Terkait izin, Mase mengatakan Hotel Sotis itu didirikan jauh sebelum Viktor menjadi Gubernur NTT. Dia juga mengatakan, tidak ada hotel yang didirikan tanpa izin.
“Gubernur baru dilantik, sedangkan hotel itu sudah lama. Jadi jangan asal bunyi. Tidak ada hotel yang begitu besar didirikan tanpa melalui semua proses izin yang ada. Jadi, nanti cek dulu izin-izinnya apabila tidak sesuai baru bisa katakan seperti itu,” ujar Mase.
Mase berharap ke depan, Gubernur Viktor harus menjadi seorang pemimpin yang arif dan bijaksana.
Perang Bintang
Tanggapan Mase ini jelas menimbulkan spekulasi baru. Siapakah Mase sehingga berbicara seolah-olah sedang mewakili pemilik Hotel Sotis?
Mungkinkah pernyataan seorang kerabat bahwa semua ini hanyalah “perang bintang” ada benarnya? Analisis ini memang terkesan salah alamat dan prematur sebab kapasitas Viktor memerintahkan penutupan dan membongkar Sotis dan Lippo dalam kapasitasnya sebagai Gubernur.
Namun demikian, pernyataan itu, entah disampaikannya secara serius atau sekadar iseng menurut saya menarik untuk disimak.
Mengapa? Mari kita cek, apa kapasitas Yohanis Mase yang berbicara seolah-olah mewakili pemilik Hotel Sotis itu?
Pernyataan Mase itu bisa saja tidak sekadar mewakili dirinya sendiri. Publik dengan enteng menilai apa yang disampaikan Mase adalah pikiran Herman Heri (HH) pemilik Hotel Sotis.
Penilaian itu logis, karena secara politik Mase memiliki keterkaitan dengan HH. Yohanis Mase merupakan Ketua DPC PDIP Kabupaten Kupang dan HH merupakan DPP PDIP.
Baik Viktor maupun HH, keduanya kini menjadi tokoh penting di NTT dalam kapasitas sebagai pengurus partai politik. Mereka juga sama-sama mempunyai akses yang kuat ke puncak kekuasaan.
Namun, pernyataan Viktor, seolah tidak peduli, siapa itu HH dan seperti apa kekuatan di belakangnya? Bagi Viktor kekuasaannya sebagai Gubernur berhak untuk menindak pemilik Hotel Sotis yang menurutnya sudah melanggar aturan konservasi tanpa peduli siapa pemiliknya.

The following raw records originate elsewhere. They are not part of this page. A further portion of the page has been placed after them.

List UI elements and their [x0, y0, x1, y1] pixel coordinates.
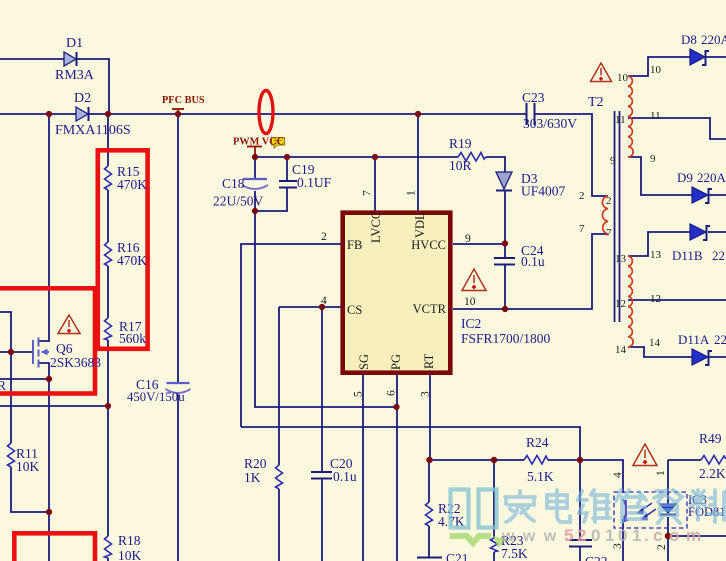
wire CS pin 4 [279, 306, 342, 308]
svg-text:D2: D2 [74, 91, 91, 106]
svg-text:10K: 10K [118, 548, 142, 561]
svg-text:560k: 560k [119, 331, 146, 346]
wire Q6 drain vertical from D2 junction [39, 114, 49, 341]
label R16 [117, 240, 147, 268]
resistor R22 [426, 502, 433, 526]
wire Q6 source to lower net [39, 363, 49, 561]
node VDL tap [415, 111, 421, 117]
wire VDL pin 1 drop [417, 114, 419, 212]
label C16 [127, 377, 185, 404]
diode D3 [496, 172, 512, 191]
node R11 bottom [46, 509, 52, 515]
node label D1 [55, 36, 95, 83]
optocoupler IC3 dashed box [614, 492, 687, 528]
annotation red box bottom left [14, 533, 95, 561]
resistor R18 [105, 536, 112, 558]
wire CS down through R20 [278, 307, 280, 465]
label C18 [213, 176, 264, 209]
wire C20 bottom [321, 478, 323, 561]
svg-text:7.5K: 7.5K [501, 546, 528, 561]
label D11A [678, 332, 726, 347]
svg-text:FMXA1106S: FMXA1106S [55, 123, 131, 138]
svg-text:5: 5 [353, 391, 365, 397]
svg-text:220A: 220A [697, 170, 726, 185]
label IC2 [461, 316, 551, 346]
capacitor C20 [311, 472, 332, 479]
svg-text:R20: R20 [244, 456, 267, 471]
label D8 [681, 32, 726, 47]
svg-text:7: 7 [579, 223, 585, 235]
annotation red ellipse PWM VCC [259, 91, 273, 134]
svg-text:10K: 10K [16, 459, 40, 474]
transformer T2 core [615, 111, 620, 322]
optocoupler IC3 light arrows [638, 503, 656, 520]
label R20 [244, 456, 267, 485]
svg-text:11: 11 [650, 110, 661, 122]
transformer T2 primary winding pins 2-7 [602, 196, 608, 234]
label C24 [521, 243, 545, 269]
label R18 [118, 533, 142, 561]
wire C24 bottom to VCTR node [504, 264, 506, 309]
wire gate line from left edge [0, 351, 32, 353]
svg-text:FB: FB [347, 238, 362, 252]
wire D1 anode from left edge [0, 58, 64, 60]
svg-text:7: 7 [606, 227, 612, 239]
svg-text:2SK3683: 2SK3683 [50, 355, 101, 370]
svg-text:D11B: D11B [672, 248, 703, 263]
label C20 [330, 456, 357, 484]
svg-text:303/630V: 303/630V [523, 116, 577, 131]
wire LVCC pin 7 drop [374, 157, 376, 212]
svg-text:22U/50V: 22U/50V [213, 194, 264, 209]
label R19 [449, 136, 472, 173]
wire R18 bottom [107, 558, 109, 561]
svg-text:10: 10 [464, 296, 476, 308]
node D1-D2 cathode junction [105, 111, 111, 117]
wire D3 cathode to HVCC node [504, 191, 506, 258]
wire SG pin 5 down [362, 373, 364, 561]
wire D11A cathode out [708, 356, 726, 358]
svg-text:1: 1 [406, 190, 418, 196]
svg-text:VCTR: VCTR [413, 302, 447, 316]
capacitor C16 electrolytic [166, 383, 191, 393]
svg-text:9: 9 [465, 233, 471, 245]
annotation red box R15-R17 [98, 150, 148, 348]
svg-text:13: 13 [650, 249, 662, 261]
svg-text:220A: 220A [701, 32, 726, 47]
resistor R49 [701, 456, 726, 465]
svg-text:12: 12 [615, 298, 626, 310]
wire node to R18 [107, 406, 109, 536]
wire R19 right to D3 [486, 157, 505, 172]
node Q6 source [46, 376, 52, 382]
wire D2 row / PFC bus rail [0, 113, 76, 115]
diode D11B [690, 224, 710, 240]
wire opto pin2 out right [668, 535, 726, 537]
node C18 bottom [252, 208, 258, 214]
wire C22 branch [579, 460, 581, 539]
svg-text:LVCC: LVCC [369, 211, 383, 243]
svg-text:11: 11 [615, 114, 626, 126]
svg-text:D9: D9 [677, 170, 693, 185]
node VCTR / C24 [502, 306, 508, 312]
diode D1 [64, 52, 77, 66]
wire T2 pin11 out [628, 118, 726, 139]
svg-text:9: 9 [650, 153, 656, 165]
svg-text:5.1K: 5.1K [527, 469, 554, 484]
svg-text:1: 1 [655, 470, 667, 476]
label R22 [438, 501, 465, 529]
node PWM VCC / C18 [252, 154, 258, 160]
node D2 anode junction [46, 111, 52, 117]
resistor R16 [105, 242, 112, 266]
svg-text:CS: CS [347, 303, 362, 317]
svg-text:PWM VCC: PWM VCC [233, 137, 284, 148]
resistor R19 [458, 153, 486, 162]
wire FB long run to R24 right node [241, 427, 580, 460]
wire C19 bottom lead to C18 node [255, 187, 287, 211]
wire D8 cathode out [706, 56, 726, 58]
svg-text:14: 14 [649, 337, 661, 349]
label Q6 [50, 341, 101, 370]
resistor R24 [524, 456, 548, 465]
wire PWM ground drop to PG pin [255, 211, 396, 407]
node PFC BUS [175, 111, 181, 117]
transistor Q6 MOSFET [33, 338, 49, 368]
node R24 left / R23 [491, 457, 497, 463]
node PG ground tap [393, 404, 399, 410]
wire T2 pin14 jog to D11A [628, 347, 692, 357]
note icon yellow [272, 138, 285, 149]
svg-text:FOD817: FOD817 [688, 505, 726, 519]
wire PG pin 6 down [396, 373, 398, 561]
svg-text:1K: 1K [244, 470, 261, 485]
diode D8 [690, 49, 709, 65]
svg-text:D1: D1 [66, 36, 83, 51]
wire R20 bottom [278, 489, 280, 561]
svg-text:22: 22 [714, 332, 726, 347]
wire gate feed from left edge upper [0, 312, 11, 352]
node RT / R22 [426, 457, 432, 463]
svg-text:RT: RT [422, 353, 436, 369]
svg-text:12: 12 [650, 293, 661, 305]
label D9 [677, 170, 726, 185]
resistor R23 [491, 538, 498, 552]
svg-text:R19: R19 [449, 136, 472, 151]
net tie PWM VCC [247, 147, 262, 155]
transformer T2 secondary winding pins 13-12-14 [628, 256, 633, 347]
wire left edge to R18 node [0, 405, 108, 407]
svg-text:RM3A: RM3A [55, 68, 95, 83]
wire T2 pin9 jog to D9 [628, 157, 692, 195]
diode D11A [692, 349, 712, 365]
label R24 [526, 435, 554, 484]
annotation red box Q6 [0, 288, 95, 393]
resistor R15 [105, 166, 112, 190]
label C19 [292, 162, 332, 190]
label R17 [119, 319, 146, 346]
svg-text:R49: R49 [699, 431, 722, 446]
watermark text 520101 chars [505, 490, 726, 523]
wire R15 to R16 [107, 190, 109, 242]
label IC3 [688, 493, 726, 519]
warning triangle IC2 [462, 269, 486, 291]
svg-text:C22: C22 [585, 554, 608, 561]
wire T2 pin7 to VCTR rail [453, 234, 601, 309]
svg-text:FSFR1700/1800: FSFR1700/1800 [461, 331, 551, 346]
capacitor C21 [417, 557, 442, 559]
node CS / C20 tap [319, 304, 325, 310]
svg-text:9: 9 [610, 155, 616, 167]
svg-text:10: 10 [650, 64, 662, 76]
label D11B [672, 248, 725, 263]
node LVCC tap [372, 154, 378, 160]
svg-text:0.1u: 0.1u [521, 254, 545, 269]
svg-text:22: 22 [712, 248, 725, 263]
wire C18 top lead [254, 157, 256, 179]
capacitor C18 electrolytic [242, 179, 268, 189]
wire source node to left edge [0, 378, 49, 380]
optocoupler IC3 phototransistor [623, 499, 627, 522]
svg-text:0.1UF: 0.1UF [297, 175, 332, 190]
wire C16 bottom down [177, 393, 179, 561]
label R23 [501, 533, 528, 561]
svg-text:450V/150u: 450V/150u [127, 390, 185, 404]
wire opto LED anode from R49 rail [667, 460, 669, 504]
capacitor C22 [569, 540, 592, 547]
optocoupler IC3 LED [660, 504, 676, 515]
svg-text:PG: PG [389, 354, 403, 370]
svg-text:2: 2 [606, 195, 612, 207]
node C19 top [284, 154, 290, 160]
wire R22 branch [428, 460, 430, 502]
svg-text:D8: D8 [681, 32, 697, 47]
wire R22 to C21 [428, 526, 430, 557]
diode D9 [692, 187, 712, 203]
wire R49 left lead [668, 459, 701, 461]
svg-text:T2: T2 [588, 95, 604, 110]
svg-text:470K: 470K [117, 177, 147, 192]
svg-text:R: R [0, 378, 6, 393]
wire T2 pin10 jog to D8 [628, 57, 690, 76]
svg-text:14: 14 [615, 344, 627, 356]
svg-text:4: 4 [321, 295, 327, 307]
watermark www.520101.com [501, 526, 701, 545]
capacitor C23 [527, 103, 535, 125]
warning triangle T2 [591, 63, 612, 82]
svg-text:C18: C18 [222, 176, 245, 191]
wire D11B cathode out [708, 231, 726, 233]
capacitor C19 [279, 181, 297, 188]
svg-text:SG: SG [357, 354, 371, 370]
wire opto LED cathode [667, 517, 669, 561]
wire FB pin 2 [241, 244, 342, 427]
svg-text:10: 10 [617, 72, 629, 84]
watermark book icon [450, 490, 506, 549]
resistor R11 [8, 443, 15, 467]
resistor R17 [105, 318, 112, 340]
wire T2 pin12 out [628, 299, 726, 301]
wire C19 top lead [286, 157, 288, 181]
node label D2 [55, 91, 131, 138]
svg-text:2: 2 [579, 190, 585, 202]
svg-text:Q6: Q6 [56, 341, 73, 356]
wire C23 right to T2 pin2 [535, 114, 601, 196]
svg-text:PFC BUS: PFC BUS [162, 95, 205, 106]
svg-text:C21: C21 [446, 551, 469, 561]
node Q6 gate [8, 349, 14, 355]
wire T2 pin13 jog to D11B [628, 232, 690, 256]
svg-text:.com: .com [644, 526, 701, 545]
node R24 right / C22 [577, 457, 583, 463]
svg-text:VDL: VDL [413, 212, 427, 238]
wire R11 branch from gate node [10, 352, 12, 443]
svg-text:R18: R18 [118, 533, 141, 548]
wire C22 bottom [579, 547, 581, 561]
svg-text:R24: R24 [526, 435, 549, 450]
resistor R20 [276, 465, 283, 489]
wire D9 cathode out [709, 194, 726, 196]
capacitor C24 [494, 258, 515, 265]
wire C20 branch from CS node [321, 307, 323, 472]
label R15 [117, 164, 147, 192]
wire opto emitter down [622, 519, 624, 561]
op-amp IC2 FSFR1700 body [343, 213, 451, 373]
svg-text:D11A: D11A [678, 332, 710, 347]
svg-text:3: 3 [420, 391, 432, 397]
svg-text:HVCC: HVCC [411, 238, 446, 252]
svg-text:4: 4 [612, 472, 624, 478]
wire PWM VCC rail to R19 [255, 156, 458, 158]
label C23 [522, 90, 577, 131]
node R17-R18 [105, 403, 111, 409]
svg-text:470K: 470K [117, 253, 147, 268]
wire R17 to node [107, 340, 109, 406]
svg-text:IC2: IC2 [461, 316, 481, 331]
node HVCC / C24 [502, 240, 508, 246]
wire D1 cathode to corner down [77, 59, 109, 114]
wire R23 bottom [493, 552, 495, 561]
wire R16 to R17 [107, 266, 109, 318]
wire RT pin 3 down [429, 373, 431, 460]
label R49 [699, 431, 726, 481]
svg-text:0.1u: 0.1u [333, 469, 357, 484]
wire T2 primary pin2 lead [601, 195, 608, 197]
svg-text:10R: 10R [449, 158, 472, 173]
svg-text:UF4007: UF4007 [521, 184, 566, 199]
node opto pin2 [665, 533, 671, 539]
wire D2 cathode to C23 left plate [88, 113, 526, 115]
wire R24 right lead [548, 460, 623, 493]
wire T2 primary pin7 lead [601, 233, 608, 235]
wire HVCC pin 9 [453, 243, 505, 245]
transformer T2 secondary winding pins 10-11-9 [628, 76, 633, 157]
diode D2 [76, 107, 89, 121]
svg-text:C23: C23 [522, 90, 545, 105]
wire feedback node rail [430, 459, 524, 461]
wire R23 branch [493, 460, 495, 538]
svg-text:2: 2 [321, 231, 327, 243]
wire R15 chain top [107, 114, 109, 166]
warning triangle IC3 [633, 444, 657, 466]
svg-text:13: 13 [615, 253, 627, 265]
svg-text:6: 6 [386, 390, 398, 396]
svg-text:2.2K: 2.2K [699, 466, 726, 481]
wire PFC bus down to C16 [177, 114, 179, 383]
wire R11 bottom jog to source net [11, 467, 49, 512]
warning triangle Q6 [58, 315, 80, 334]
label R11 [16, 446, 40, 474]
wire C18 bottom lead [254, 191, 256, 211]
svg-text:7: 7 [362, 190, 374, 196]
svg-text:w w w .: w w w . [501, 528, 571, 545]
net tie PFC BUS [172, 109, 184, 112]
label D3 [521, 171, 566, 199]
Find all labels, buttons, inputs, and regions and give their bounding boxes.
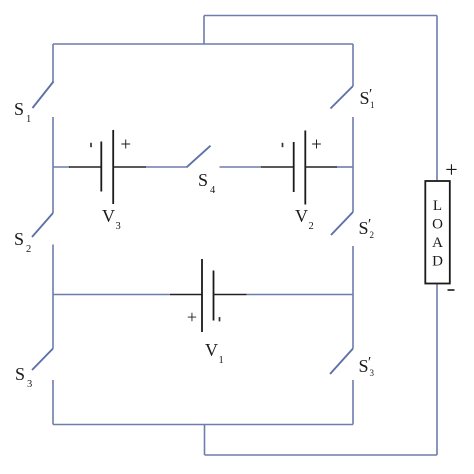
battery V3 short plate (negative) [100, 142, 102, 192]
battery V3 right lead [113, 166, 146, 168]
load terminal plus sign [445, 157, 457, 182]
svg-text:3: 3 [370, 368, 375, 378]
wire top inner horizontal [53, 43, 353, 45]
label S3 [15, 364, 32, 390]
battery V2 minus tick [282, 143, 284, 147]
svg-text:S: S [198, 170, 208, 190]
wire inner right rail S1' to row1 [352, 117, 354, 167]
wire row1 blue before S4 [146, 166, 187, 168]
switch S4 blade [187, 146, 211, 168]
label V2 [295, 206, 314, 232]
battery V2 short plate (negative) [293, 142, 295, 192]
label V1 [205, 340, 224, 366]
switch S1' blade [331, 86, 354, 109]
battery V2 plus sign [311, 135, 322, 156]
label S2' [359, 217, 375, 241]
wire inner right rail S2' to row2 [352, 246, 354, 295]
wire row1 left blue [53, 166, 70, 168]
wire left rail S2 to row2 [52, 245, 54, 295]
svg-text:2: 2 [26, 244, 31, 255]
battery V1 right lead [214, 294, 247, 296]
svg-text:V: V [102, 206, 115, 226]
switch S3 blade [32, 349, 53, 371]
label S4 [198, 170, 216, 196]
svg-text:2: 2 [370, 230, 375, 240]
svg-text:L: L [433, 198, 442, 214]
wire bottom stub vertical [204, 425, 206, 456]
wire left rail row1 to S2 [52, 167, 54, 213]
wire inner right rail row2 to S3' [352, 295, 354, 349]
battery V2 right lead [305, 166, 337, 168]
svg-text:+: + [311, 135, 322, 156]
svg-text:S: S [15, 364, 25, 384]
svg-text:V: V [205, 340, 218, 360]
label V3 [102, 206, 121, 232]
svg-text:S: S [359, 356, 369, 376]
wire top outer left stub vertical [203, 16, 205, 45]
svg-text:+: + [120, 135, 131, 156]
wire bottom outer horizontal [205, 454, 438, 456]
wire row2 right blue [247, 294, 354, 296]
svg-text:+: + [187, 307, 197, 327]
label S3' [359, 355, 375, 379]
switch S1 blade [33, 82, 54, 109]
svg-text:1: 1 [26, 114, 31, 125]
svg-text:S: S [359, 218, 369, 238]
svg-text:1: 1 [219, 355, 224, 366]
wire row1 right blue [337, 166, 353, 168]
svg-text:2: 2 [309, 221, 314, 232]
wire inner right rail S3' to bottom [352, 380, 354, 425]
battery V1 short plate (negative) [213, 271, 215, 321]
battery V1 plus sign [187, 307, 197, 327]
label S1' [360, 87, 375, 111]
battery V2 long plate (positive) [304, 131, 306, 205]
switch S2 blade [32, 213, 53, 237]
battery V1 minus tick [219, 317, 221, 321]
wire left rail segment S1 to row1 [52, 117, 54, 167]
wire left rail row2 to S3 [52, 295, 54, 349]
battery V3 left lead [69, 166, 101, 168]
svg-text:S: S [14, 99, 24, 119]
battery V1 left lead [170, 294, 202, 296]
wire outer right vertical upper (to LOAD +) [436, 16, 438, 182]
svg-text:S: S [360, 88, 370, 108]
svg-text:O: O [432, 217, 443, 233]
wire outer right vertical lower (from LOAD -) [436, 284, 438, 456]
wire top outer horizontal [204, 15, 437, 17]
label S1 [14, 99, 31, 125]
svg-text:D: D [432, 254, 443, 270]
battery V2 left lead [261, 166, 294, 168]
wire row1 blue after S4 [220, 166, 262, 168]
load terminal minus sign [448, 289, 455, 291]
svg-text:3: 3 [27, 379, 32, 390]
svg-text:A: A [432, 235, 443, 251]
wire inner right rail above S1' [352, 44, 354, 86]
battery V3 long plate (positive) [112, 130, 114, 204]
label S2 [14, 229, 31, 255]
switch S2' blade [331, 212, 353, 235]
battery V3 minus tick [90, 143, 92, 147]
switch S3' blade [330, 349, 353, 375]
svg-text:V: V [295, 206, 308, 226]
battery V1 long plate (positive) [201, 259, 203, 332]
battery V3 plus sign [120, 135, 131, 156]
wire row2 left blue [53, 294, 170, 296]
svg-text:S: S [14, 229, 24, 249]
load LOAD box [425, 181, 450, 284]
wire left rail S3 to bottom [52, 380, 54, 425]
svg-text:4: 4 [210, 185, 216, 196]
wire left rail segment above S1 [52, 44, 54, 82]
svg-text:3: 3 [116, 221, 121, 232]
wire bottom inner horizontal [53, 424, 353, 426]
svg-text:1: 1 [370, 100, 375, 110]
svg-text:+: + [445, 157, 457, 182]
wire inner right rail row1 to S2' [352, 167, 354, 212]
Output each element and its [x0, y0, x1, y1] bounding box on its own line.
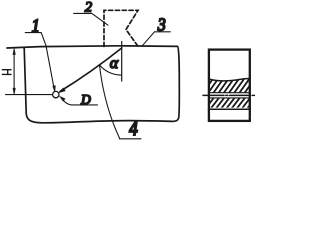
H dimension line	[13, 50, 15, 94]
svg-text:α: α	[110, 55, 119, 72]
defect circle	[53, 91, 59, 97]
lower band bottom boundary	[208, 108, 250, 110]
beam line with arrowhead at defect	[60, 48, 122, 91]
H lower extension line	[6, 94, 53, 96]
test block outline	[7, 46, 179, 123]
wavy fusion line	[209, 79, 251, 81]
weld axis centerline	[203, 94, 256, 96]
transducer (probe) dashed outline	[104, 10, 138, 46]
label H	[2, 70, 11, 75]
angle alpha arc	[100, 65, 122, 75]
normal (vertical) line	[121, 42, 123, 82]
upper band bottom boundary	[208, 92, 250, 94]
side view rectangle	[209, 50, 250, 121]
lower band top boundary	[208, 97, 250, 99]
svg-text:4: 4	[129, 118, 138, 141]
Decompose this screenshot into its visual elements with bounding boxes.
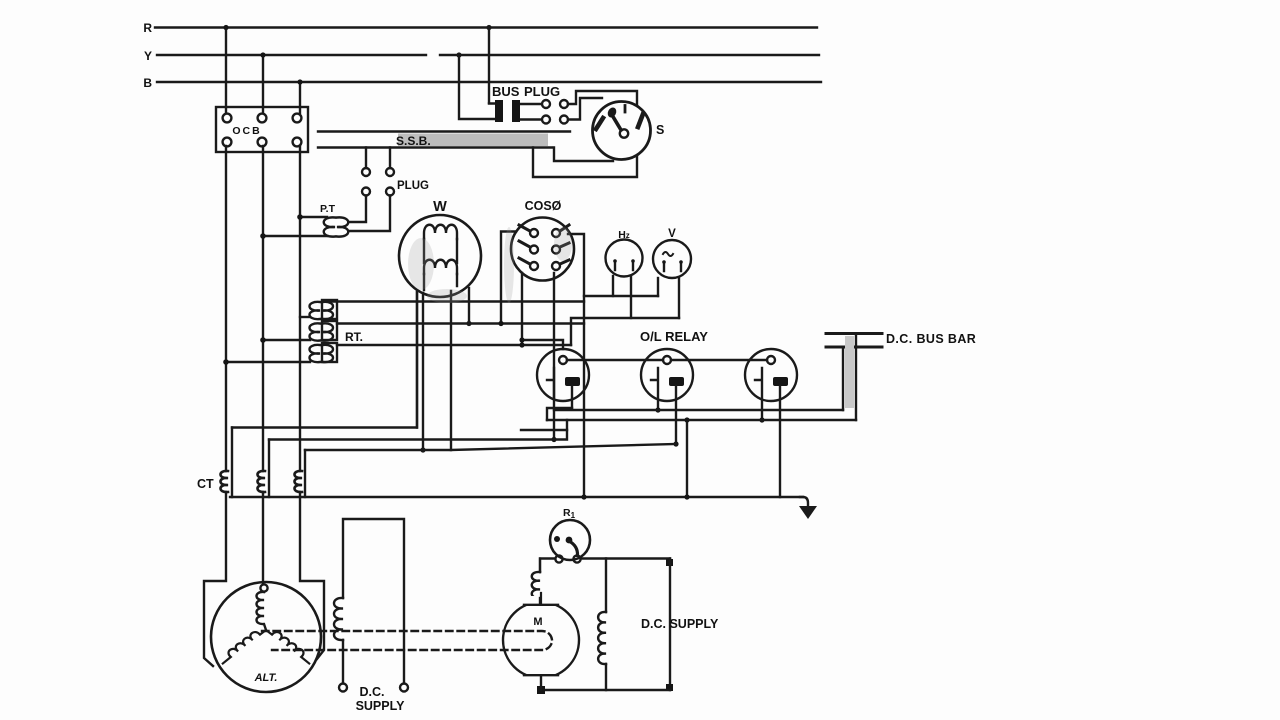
bus Y phase line <box>157 54 819 56</box>
meter W wattmeter <box>399 199 481 297</box>
dc source left D.C. SUPPLY <box>334 519 408 713</box>
wire CT1 secondary feeder H428 <box>232 292 417 428</box>
svg-text:CT: CT <box>197 477 214 491</box>
wire voltmeter link L296 <box>584 295 658 297</box>
wire PT primary to B phase <box>297 214 327 220</box>
wire RT row 2 to Y phase <box>260 337 310 343</box>
wire CT2 secondary drop <box>268 440 270 498</box>
motor M <box>498 559 584 691</box>
wire S.S.B. to synchroscope bottom <box>554 148 613 162</box>
wire W meter lead 4 <box>450 291 452 450</box>
inductor motor field winding <box>532 572 540 604</box>
wire B bus to OCB <box>297 79 302 113</box>
svg-text:COSØ: COSØ <box>525 199 562 213</box>
wire CT common return line <box>230 494 803 499</box>
wire plug to PT secondary <box>350 196 390 232</box>
svg-text:D.C. BUS BAR: D.C. BUS BAR <box>886 332 976 346</box>
svg-text:RT.: RT. <box>345 330 363 344</box>
svg-text:ALT.: ALT. <box>254 672 278 684</box>
relay 1 overload <box>537 349 589 408</box>
current transformer CT3 <box>295 471 303 492</box>
wire RT row2 feeder L323 <box>337 322 584 324</box>
wire W meter lead 1 <box>416 292 418 428</box>
wire DC supply right branch <box>666 559 673 692</box>
wire OCB phase Y down to alternator <box>262 146 264 584</box>
resistor starting resistance branch <box>598 559 606 691</box>
wire CT2 secondary feeder H440 <box>269 420 567 440</box>
meter V voltmeter <box>653 228 691 278</box>
relay 3 overload <box>745 349 797 497</box>
wire relay bus H410 <box>554 409 843 411</box>
wire COS meter lead 2 <box>519 273 524 348</box>
rheostat R1 <box>550 507 590 563</box>
svg-text:OCB: OCB <box>232 125 261 137</box>
coupling shaft dashed line <box>262 631 552 650</box>
plug PLUG (synchronizing plug, middle) <box>362 148 429 196</box>
meter S synchroscope <box>593 102 665 160</box>
wire RT row3 feeder L345 <box>337 344 571 346</box>
wire link H430 <box>521 429 567 431</box>
svg-text:BUS: BUS <box>492 84 520 99</box>
wire OCB phase B down to alternator <box>300 146 324 659</box>
circuit breaker OCB <box>216 107 308 152</box>
meter COS-phi power factor meter <box>511 199 574 281</box>
wire R1 to motor field <box>540 559 555 573</box>
rheostat RT row 2 <box>310 321 364 344</box>
wire relay bus H420 <box>547 419 856 421</box>
wire COS to relay 1 top <box>519 337 563 349</box>
wire RT row1 feeder L300 <box>329 300 584 302</box>
svg-text:SUPPLY: SUPPLY <box>356 699 406 713</box>
ground earth arrow <box>799 497 817 519</box>
svg-text:S: S <box>656 123 664 137</box>
svg-text:D.C.: D.C. <box>360 685 385 699</box>
svg-text:V: V <box>668 228 676 240</box>
svg-text:M: M <box>533 616 542 628</box>
wire Hz left lead <box>612 276 614 296</box>
current transformer CT1 <box>221 471 229 492</box>
busbar D.C. BUS BAR <box>826 332 976 408</box>
wire DC supply bottom <box>537 686 670 694</box>
wire V right lead <box>678 278 680 318</box>
wire bus plug to synchroscope (inner) <box>568 98 602 120</box>
wire Hz right lead <box>630 276 632 318</box>
wire relay top interconnection <box>567 359 767 361</box>
bus B phase line <box>157 81 821 83</box>
bus R phase line <box>155 26 817 28</box>
svg-text:B: B <box>143 76 152 90</box>
wire COS meter left box lead <box>498 232 516 327</box>
relay 2 overload <box>641 349 693 447</box>
svg-text:S.S.B.: S.S.B. <box>396 134 431 148</box>
svg-text:Y: Y <box>144 49 152 63</box>
svg-text:R: R <box>143 21 152 35</box>
meter Hz frequency meter <box>606 229 643 277</box>
svg-text:D.C. SUPPLY: D.C. SUPPLY <box>641 617 719 631</box>
svg-text:O/L RELAY: O/L RELAY <box>640 329 708 344</box>
wire W meter lead 3 <box>466 288 471 326</box>
wire PT primary to Y phase <box>260 233 327 239</box>
wire R1 to DC supply right <box>581 559 673 567</box>
wire Y bus to OCB <box>260 52 265 113</box>
plug BUS PLUG (top, to synchroscope) <box>456 25 568 124</box>
wire CT3 secondary feeder H450 <box>305 444 676 450</box>
alternator ALT <box>211 582 321 692</box>
wire OCB phase R down to alternator <box>204 146 226 666</box>
current transformer CT2 <box>258 471 266 492</box>
svg-text:W: W <box>433 199 447 215</box>
wire bus plug to synchroscope box <box>533 91 637 177</box>
wire CT1 secondary drop <box>231 428 233 498</box>
rheostat RT row 3 <box>310 343 338 362</box>
wire W meter lead 2 <box>420 293 425 453</box>
wire DC bus positive drop <box>855 334 857 421</box>
transformer PT (potential transformer) <box>320 203 348 237</box>
wire trip drop at 687 <box>684 417 689 497</box>
wire RT row 3 to R phase <box>223 359 310 365</box>
wire CT3 secondary drop <box>304 450 306 497</box>
wire relay1 right jog to H420 <box>547 408 572 420</box>
wire V left lead <box>657 278 659 296</box>
svg-text:P.T: P.T <box>320 203 336 215</box>
svg-text:PLUG: PLUG <box>397 180 429 192</box>
svg-text:PLUG: PLUG <box>524 84 560 99</box>
wire R bus to OCB <box>223 25 228 113</box>
wire DC bus negative drop <box>842 347 844 410</box>
synchronizing bus bar S.S.B. <box>318 132 570 149</box>
rheostat RT row 1 <box>300 300 337 319</box>
wire motor top lead <box>539 598 541 604</box>
wire COS meter lead 3 <box>551 273 556 442</box>
wire link L318 <box>571 318 679 345</box>
wire COS meter right box lead, drops to CT common <box>568 234 584 497</box>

Seperti apa akhir dari pernyataan Viktor ini? Publik tentunya masih setia menanti. Satu hal yang pasti, nyali gubernur NTT ini sedang dipertaruhkan di Lippo dan Sotis.
Jika sabda itu menjadi nyata, maka dia layak disebut sebagai pembebas yang mengeluarkan rakyat NTT dari kemiskinan sistemik. Seperti kata Viktor sendiri bahwa NTT tidak miskin melainkan salah urus. Pernyataan ini juga bisa ditafsir begini, “NTT tidak miskin melainkan dimiskinkan oleh relasi ekonomi-politik yang dimainkan pemerintahan sebelumnya.”